En raison de son climat rigoureux, le Québec s’est longtemps limité aux cépages hybrides, créés en laboratoire pour combiner la résistance des variétés rustiques et les qualités des vitis vinifera. Marquette, frontenac, maréchal Foch, vidal et seyval, notamment, ont été sélectionnés pour leur rendement et leur capacité à survivre à la saison froide. Mais, fruit du mercure qui monte, les vinifera font de plus en plus leur place au soleil dans le sud du Québec. Pinot noir, chardonnay, riesling et merlot risquent-ils de supplanter les hybrides au fil du temps?

« On pourrait imaginer que, dans un horizon moyen, on puisse planter du vinifera qui pourrait endurer des – 10 oC, voire des – 25 oC en hiver », selon Frédéric Lasserre, coauteur de l’étude Le développement des vignobles canadiens et l’impact des changements climatiques. Ce qui est sûr, c’est que « le territoire de culture du vin va s’étendre avec le temps; on assistera à l’extension géographique des cépages hybrides en dehors du sud du Québec : en Abitibi, au Lac-Saint-Jean, dans le Bas-St-Laurent... ». On peut donc s’attendre à ce qu’il y ait plus de vin produit un peu partout dans la province, et davantage à partir du vinifera dans le sud.

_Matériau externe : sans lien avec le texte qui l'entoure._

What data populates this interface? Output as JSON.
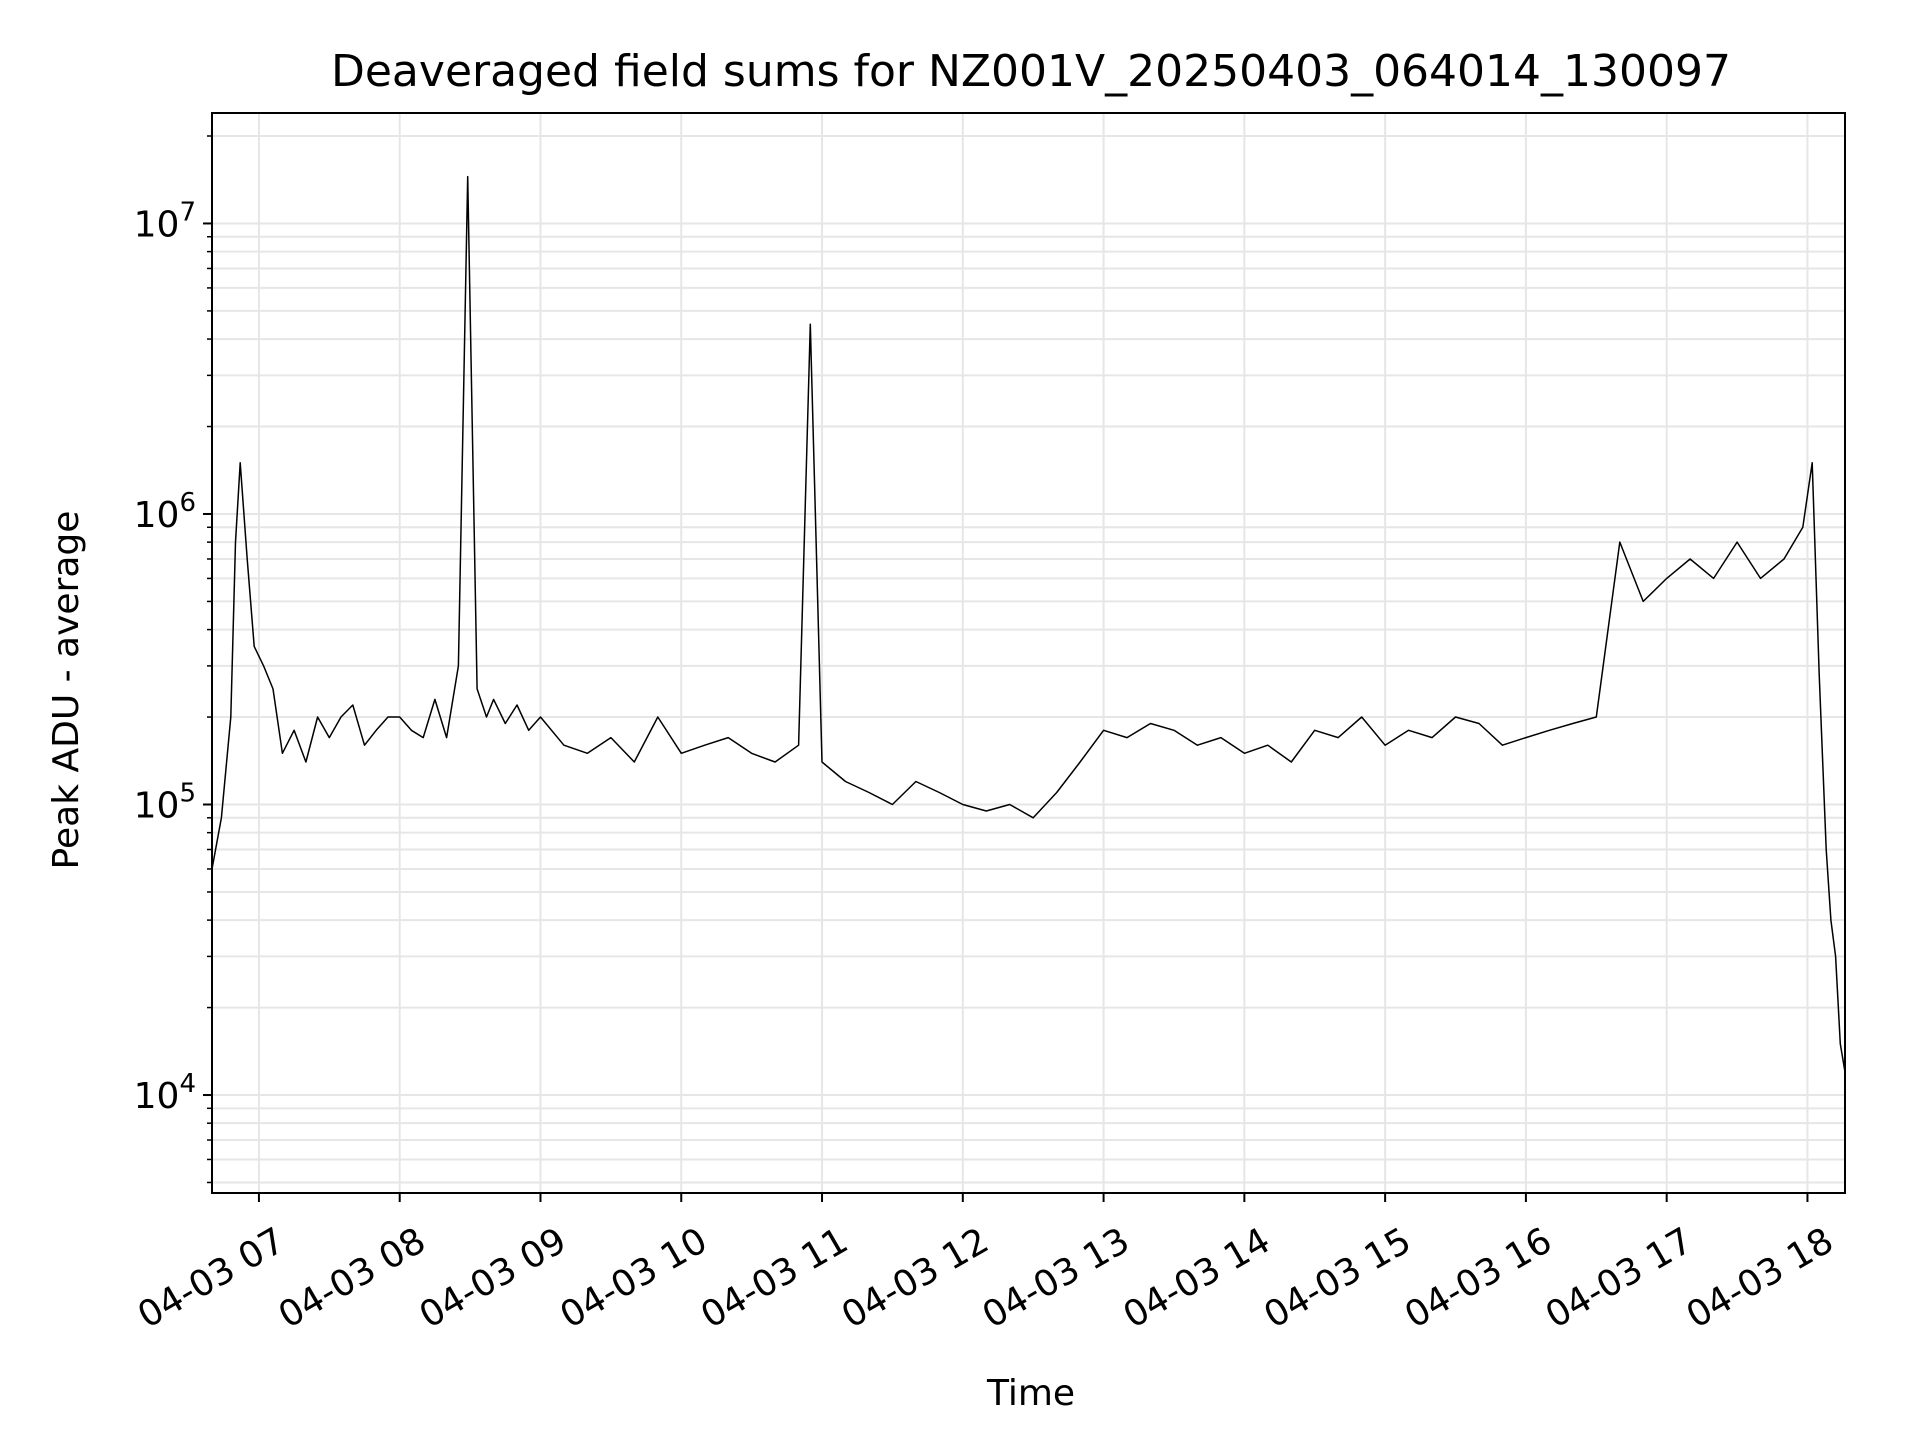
{
  "chart_data": {
    "type": "line",
    "title": "Deaveraged field sums for NZ001V_20250403_064014_130097",
    "xlabel": "Time",
    "ylabel": "Peak ADU - average",
    "yscale": "log",
    "grid": "major and minor",
    "legend": "none",
    "line_color": "#000000",
    "grid_color": "#e6e6e6",
    "xlim": [
      "2025-04-03 06:40",
      "2025-04-03 18:16"
    ],
    "ylim": [
      4600,
      24000000
    ],
    "x_ticks": [
      {
        "value": "2025-04-03 07:00",
        "label": "04-03 07"
      },
      {
        "value": "2025-04-03 08:00",
        "label": "04-03 08"
      },
      {
        "value": "2025-04-03 09:00",
        "label": "04-03 09"
      },
      {
        "value": "2025-04-03 10:00",
        "label": "04-03 10"
      },
      {
        "value": "2025-04-03 11:00",
        "label": "04-03 11"
      },
      {
        "value": "2025-04-03 12:00",
        "label": "04-03 12"
      },
      {
        "value": "2025-04-03 13:00",
        "label": "04-03 13"
      },
      {
        "value": "2025-04-03 14:00",
        "label": "04-03 14"
      },
      {
        "value": "2025-04-03 15:00",
        "label": "04-03 15"
      },
      {
        "value": "2025-04-03 16:00",
        "label": "04-03 16"
      },
      {
        "value": "2025-04-03 17:00",
        "label": "04-03 17"
      },
      {
        "value": "2025-04-03 18:00",
        "label": "04-03 18"
      }
    ],
    "y_ticks": [
      {
        "value": 10000,
        "base": "10",
        "exp": "4"
      },
      {
        "value": 100000,
        "base": "10",
        "exp": "5"
      },
      {
        "value": 1000000,
        "base": "10",
        "exp": "6"
      },
      {
        "value": 10000000,
        "base": "10",
        "exp": "7"
      }
    ],
    "series": [
      {
        "x": [
          "2025-04-03 06:40",
          "2025-04-03 06:44",
          "2025-04-03 06:48",
          "2025-04-03 06:50",
          "2025-04-03 06:52",
          "2025-04-03 06:55",
          "2025-04-03 06:58",
          "2025-04-03 07:02",
          "2025-04-03 07:06",
          "2025-04-03 07:10",
          "2025-04-03 07:15",
          "2025-04-03 07:20",
          "2025-04-03 07:25",
          "2025-04-03 07:30",
          "2025-04-03 07:35",
          "2025-04-03 07:40",
          "2025-04-03 07:45",
          "2025-04-03 07:50",
          "2025-04-03 07:55",
          "2025-04-03 08:00",
          "2025-04-03 08:05",
          "2025-04-03 08:10",
          "2025-04-03 08:15",
          "2025-04-03 08:20",
          "2025-04-03 08:25",
          "2025-04-03 08:29",
          "2025-04-03 08:33",
          "2025-04-03 08:37",
          "2025-04-03 08:40",
          "2025-04-03 08:45",
          "2025-04-03 08:50",
          "2025-04-03 08:55",
          "2025-04-03 09:00",
          "2025-04-03 09:10",
          "2025-04-03 09:20",
          "2025-04-03 09:30",
          "2025-04-03 09:40",
          "2025-04-03 09:50",
          "2025-04-03 10:00",
          "2025-04-03 10:10",
          "2025-04-03 10:20",
          "2025-04-03 10:30",
          "2025-04-03 10:40",
          "2025-04-03 10:50",
          "2025-04-03 10:55",
          "2025-04-03 11:00",
          "2025-04-03 11:10",
          "2025-04-03 11:20",
          "2025-04-03 11:30",
          "2025-04-03 11:40",
          "2025-04-03 11:50",
          "2025-04-03 12:00",
          "2025-04-03 12:10",
          "2025-04-03 12:20",
          "2025-04-03 12:30",
          "2025-04-03 12:40",
          "2025-04-03 12:50",
          "2025-04-03 13:00",
          "2025-04-03 13:10",
          "2025-04-03 13:20",
          "2025-04-03 13:30",
          "2025-04-03 13:40",
          "2025-04-03 13:50",
          "2025-04-03 14:00",
          "2025-04-03 14:10",
          "2025-04-03 14:20",
          "2025-04-03 14:30",
          "2025-04-03 14:40",
          "2025-04-03 14:50",
          "2025-04-03 15:00",
          "2025-04-03 15:10",
          "2025-04-03 15:20",
          "2025-04-03 15:30",
          "2025-04-03 15:40",
          "2025-04-03 15:50",
          "2025-04-03 16:00",
          "2025-04-03 16:10",
          "2025-04-03 16:20",
          "2025-04-03 16:30",
          "2025-04-03 16:40",
          "2025-04-03 16:50",
          "2025-04-03 17:00",
          "2025-04-03 17:10",
          "2025-04-03 17:20",
          "2025-04-03 17:30",
          "2025-04-03 17:40",
          "2025-04-03 17:50",
          "2025-04-03 17:58",
          "2025-04-03 18:02",
          "2025-04-03 18:05",
          "2025-04-03 18:08",
          "2025-04-03 18:10",
          "2025-04-03 18:12",
          "2025-04-03 18:14",
          "2025-04-03 18:16"
        ],
        "y": [
          60000,
          90000,
          200000,
          800000,
          1500000,
          700000,
          350000,
          300000,
          250000,
          150000,
          180000,
          140000,
          200000,
          170000,
          200000,
          220000,
          160000,
          180000,
          200000,
          200000,
          180000,
          170000,
          230000,
          170000,
          300000,
          14500000,
          250000,
          200000,
          230000,
          190000,
          220000,
          180000,
          200000,
          160000,
          150000,
          170000,
          140000,
          200000,
          150000,
          160000,
          170000,
          150000,
          140000,
          160000,
          4500000,
          140000,
          120000,
          110000,
          100000,
          120000,
          110000,
          100000,
          95000,
          100000,
          90000,
          110000,
          140000,
          180000,
          170000,
          190000,
          180000,
          160000,
          170000,
          150000,
          160000,
          140000,
          180000,
          170000,
          200000,
          160000,
          180000,
          170000,
          200000,
          190000,
          160000,
          170000,
          180000,
          190000,
          200000,
          800000,
          500000,
          600000,
          700000,
          600000,
          800000,
          600000,
          700000,
          900000,
          1500000,
          280000,
          70000,
          40000,
          30000,
          15000,
          12000
        ]
      }
    ]
  }
}
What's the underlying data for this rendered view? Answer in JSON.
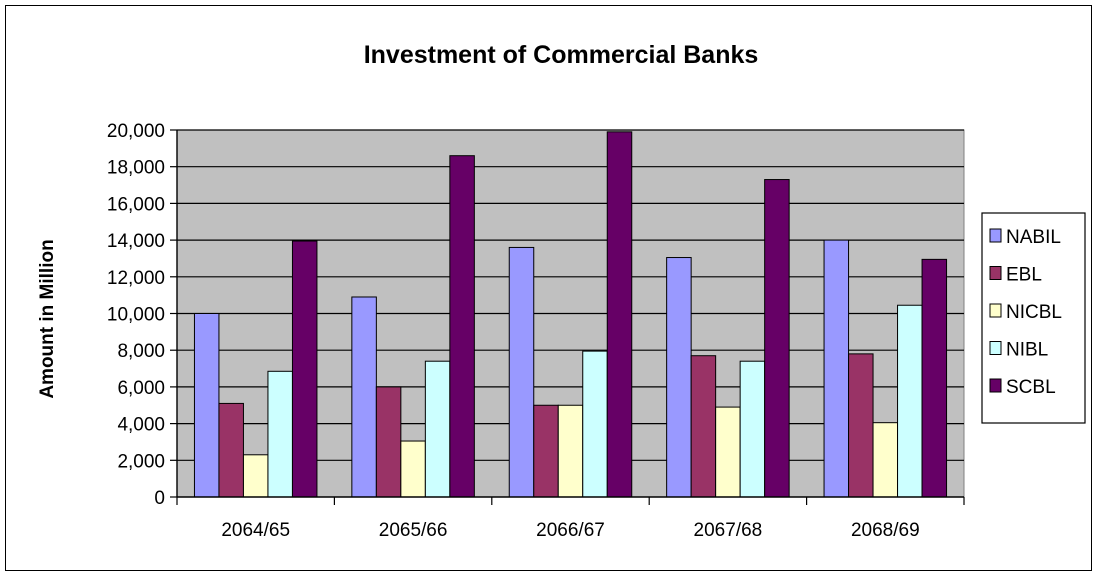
{
  "chart_data": {
    "type": "bar",
    "title": "Investment of Commercial Banks",
    "xlabel": "",
    "ylabel": "Amount in Million",
    "categories": [
      "2064/65",
      "2065/66",
      "2066/67",
      "2067/68",
      "2068/69"
    ],
    "ylim": [
      0,
      20000
    ],
    "ytick_step": 2000,
    "ytick_labels": [
      "0",
      "2,000",
      "4,000",
      "6,000",
      "8,000",
      "10,000",
      "12,000",
      "14,000",
      "16,000",
      "18,000",
      "20,000"
    ],
    "grid": true,
    "plot_background": "#c0c0c0",
    "legend_position": "right",
    "series": [
      {
        "name": "NABIL",
        "color": "#9999ff",
        "values": [
          10000,
          10900,
          13600,
          13050,
          14000
        ]
      },
      {
        "name": "EBL",
        "color": "#993366",
        "values": [
          5100,
          6000,
          5000,
          7700,
          7800
        ]
      },
      {
        "name": "NICBL",
        "color": "#ffffcc",
        "values": [
          2300,
          3050,
          5000,
          4900,
          4050
        ]
      },
      {
        "name": "NIBL",
        "color": "#ccffff",
        "values": [
          6850,
          7400,
          7950,
          7400,
          10450
        ]
      },
      {
        "name": "SCBL",
        "color": "#660066",
        "values": [
          13950,
          18600,
          19900,
          17300,
          12950
        ]
      }
    ]
  }
}
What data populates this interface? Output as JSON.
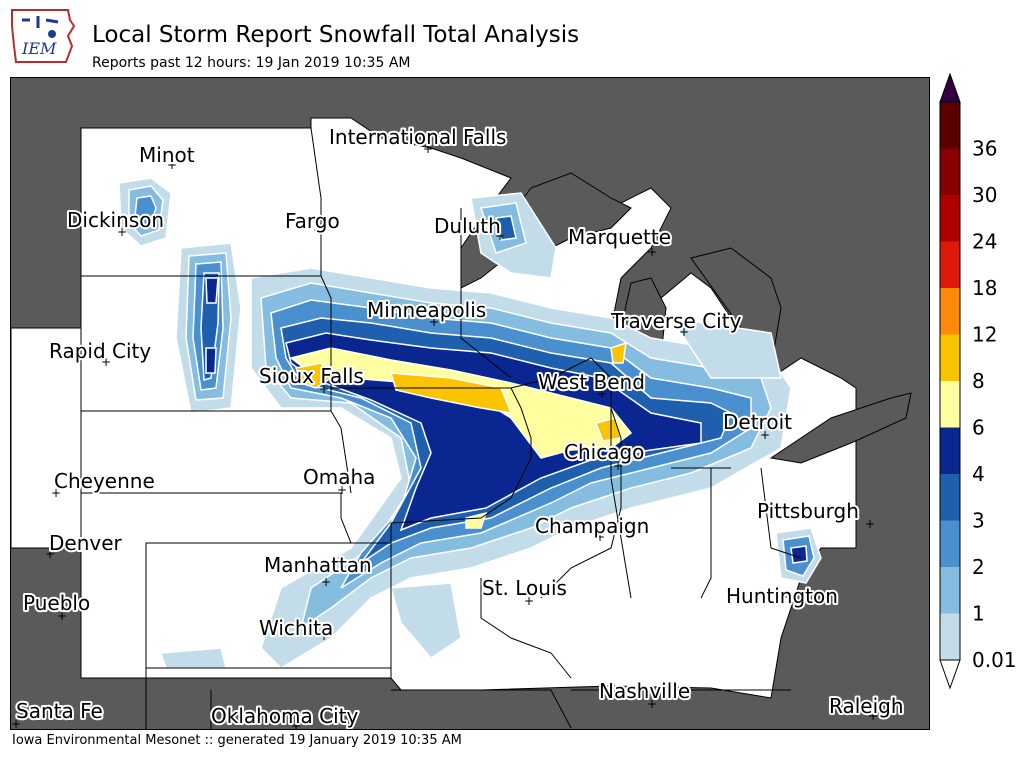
{
  "header": {
    "title": "Local Storm Report Snowfall Total Analysis",
    "subtitle": "Reports past 12 hours: 19 Jan 2019 10:35 AM",
    "logo_text": "IEM"
  },
  "footer": {
    "text": "Iowa Environmental Mesonet :: generated 19 January 2019 10:35 AM"
  },
  "colors": {
    "non_us": "#5a5a5a",
    "border": "#000000",
    "contour_line": "#ffffff"
  },
  "cities": [
    {
      "name": "International Falls"
    },
    {
      "name": "Minot"
    },
    {
      "name": "Dickinson"
    },
    {
      "name": "Fargo"
    },
    {
      "name": "Duluth"
    },
    {
      "name": "Marquette"
    },
    {
      "name": "Minneapolis"
    },
    {
      "name": "Traverse City"
    },
    {
      "name": "Rapid City"
    },
    {
      "name": "Sioux Falls"
    },
    {
      "name": "West Bend"
    },
    {
      "name": "Detroit"
    },
    {
      "name": "Chicago"
    },
    {
      "name": "Cheyenne"
    },
    {
      "name": "Omaha"
    },
    {
      "name": "Pittsburgh"
    },
    {
      "name": "Champaign"
    },
    {
      "name": "Denver"
    },
    {
      "name": "Manhattan"
    },
    {
      "name": "St. Louis"
    },
    {
      "name": "Huntington"
    },
    {
      "name": "Pueblo"
    },
    {
      "name": "Wichita"
    },
    {
      "name": "Nashville"
    },
    {
      "name": "Santa Fe"
    },
    {
      "name": "Oklahoma City"
    },
    {
      "name": "Raleigh"
    }
  ],
  "colorbar": {
    "levels": [
      {
        "label": "0.01",
        "color": "#c2dcea"
      },
      {
        "label": "1",
        "color": "#85bde0"
      },
      {
        "label": "2",
        "color": "#4a90cf"
      },
      {
        "label": "3",
        "color": "#1e5fae"
      },
      {
        "label": "4",
        "color": "#0a2791"
      },
      {
        "label": "6",
        "color": "#ffffa0"
      },
      {
        "label": "8",
        "color": "#fcc400"
      },
      {
        "label": "12",
        "color": "#fd8a0a"
      },
      {
        "label": "18",
        "color": "#dd1a0a"
      },
      {
        "label": "24",
        "color": "#b00000"
      },
      {
        "label": "30",
        "color": "#880000"
      },
      {
        "label": "36",
        "color": "#5a0000"
      }
    ],
    "over_color": "#300040",
    "under_color": "#ffffff"
  }
}
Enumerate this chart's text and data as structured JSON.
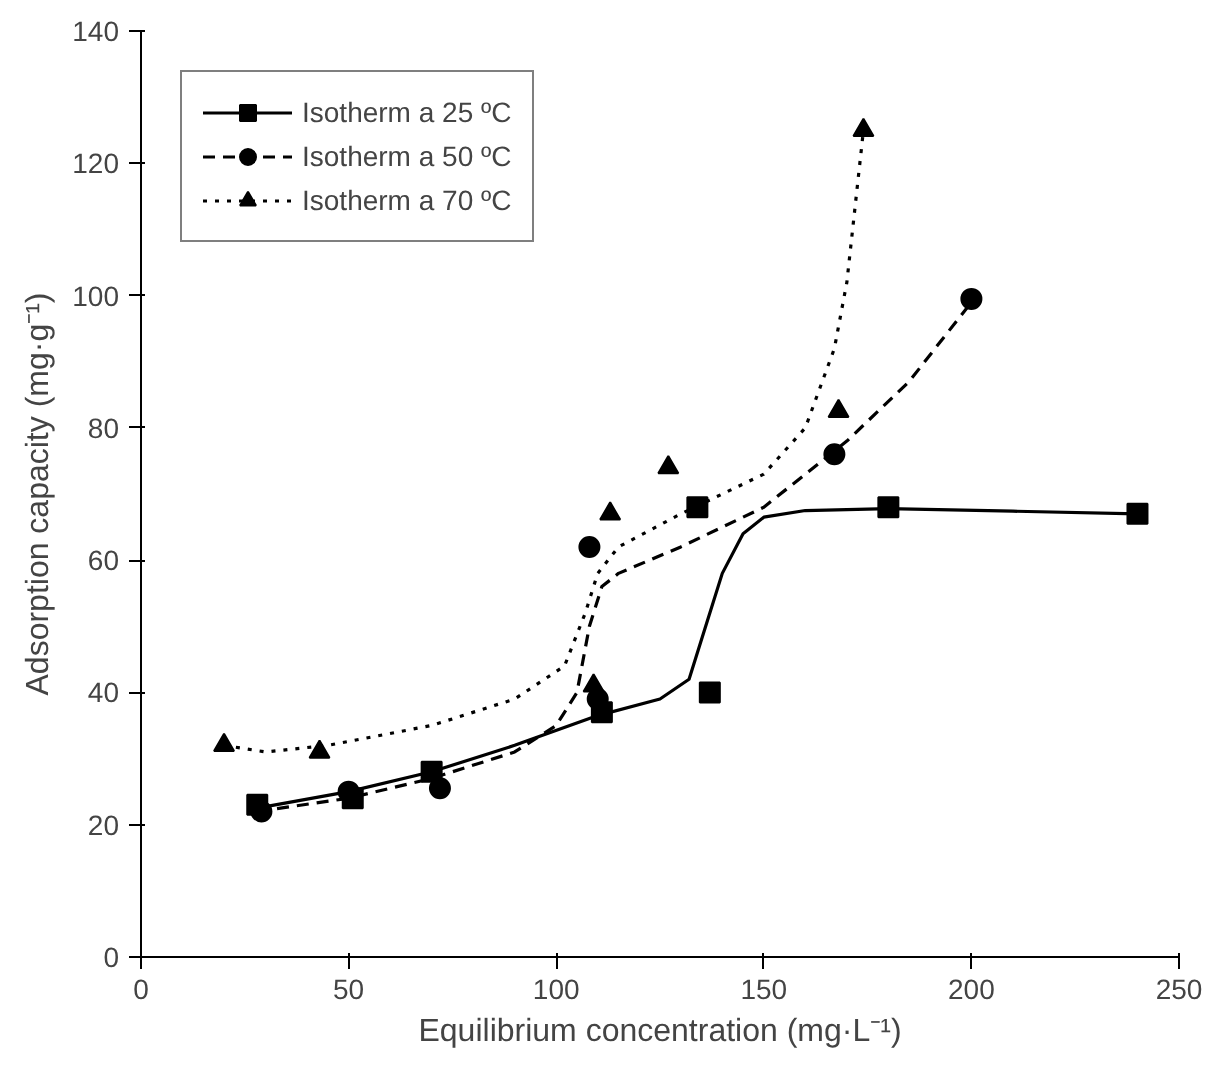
{
  "chart_data": {
    "type": "scatter",
    "xlabel": "Equilibrium concentration (mg·L⁻¹)",
    "ylabel": "Adsorption capacity (mg·g⁻¹)",
    "xlim": [
      0,
      250
    ],
    "ylim": [
      0,
      140
    ],
    "xticks": [
      0,
      50,
      100,
      150,
      200,
      250
    ],
    "yticks": [
      0,
      20,
      40,
      60,
      80,
      100,
      120,
      140
    ],
    "grid": false,
    "legend": "top left",
    "series": [
      {
        "name": "Isotherm a 25 ºC",
        "marker": "square",
        "color": "#000000",
        "x": [
          28,
          51,
          70,
          111,
          134,
          137,
          180,
          240
        ],
        "values": [
          23,
          24,
          28,
          37,
          68,
          40,
          68,
          67
        ]
      },
      {
        "name": "Isotherm a 50 ºC",
        "marker": "circle",
        "color": "#000000",
        "x": [
          29,
          50,
          72,
          108,
          110,
          167,
          200
        ],
        "values": [
          22,
          25,
          25.5,
          62,
          39,
          76,
          99.5
        ]
      },
      {
        "name": "Isotherm a 70 ºC",
        "marker": "triangle",
        "color": "#000000",
        "x": [
          20,
          43,
          109,
          113,
          127,
          168,
          174
        ],
        "values": [
          32,
          31,
          41,
          67,
          74,
          82.5,
          125
        ]
      },
      {
        "type": "line",
        "line_style": "solid",
        "color": "#000000",
        "x": [
          28,
          50,
          70,
          90,
          110,
          125,
          132,
          136,
          140,
          145,
          150,
          160,
          180,
          210,
          240
        ],
        "values": [
          22.5,
          25,
          28,
          32,
          36.5,
          39,
          42,
          50,
          58,
          64,
          66.5,
          67.5,
          67.8,
          67.4,
          67
        ]
      },
      {
        "type": "line",
        "line_style": "dashed",
        "color": "#000000",
        "x": [
          28,
          50,
          70,
          90,
          100,
          105,
          108,
          111,
          115,
          130,
          150,
          170,
          185,
          200
        ],
        "values": [
          22,
          24,
          27,
          31,
          35,
          40,
          50,
          56,
          58,
          62,
          68,
          78,
          87,
          99
        ]
      },
      {
        "type": "line",
        "line_style": "dotted",
        "color": "#000000",
        "x": [
          20,
          30,
          45,
          70,
          90,
          102,
          107,
          110,
          115,
          130,
          150,
          160,
          167,
          170,
          174
        ],
        "values": [
          32,
          31,
          32,
          35,
          39,
          44,
          52,
          58,
          62,
          67,
          73,
          80,
          92,
          102,
          125
        ]
      }
    ]
  }
}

Une saison plus longue… mais plus imprévisible

La hausse des températures permettra d’obtenir des vins présentant un bel équilibre entre acidité et sucrosité, mais aussi de laisser les vignerons souffler un peu : « Au Québec, notre plus gros challenge, c’est celui du temps. On doit réussir à tout faire, et à bien le faire, entre la fin mars et la fin août », affirme Geneviève Thisdel du vignoble Les Bacchantes. Un printemps plus hâtif et un automne plus tardif permettent d’étirer la période de travaux dans les vignes. On profitera aussi d’une vendange et d’une maturité intéressantes (plus longue est la maturation, plus le raisin se concentre en sucre).

Gare, par contre, aux trop faibles précipitations en hiver : « On a besoin de neige, car elle agit comme un isolant », ajoute la cheffe de culture avant de souligner que « le printemps hâtif vient aussi avec des risques de gel ». Ce fut le cas en mai 2021 : adieu, les récoltes sur les parcelles où les bourgeons avaient déjà éclos. Tous s’entendent d’ailleurs pour dire que l’imprévisibilité des phénomènes météorologiques extrêmes – accentuée par le réchauffement climatique –  constitue un défi qui est là pour de bon.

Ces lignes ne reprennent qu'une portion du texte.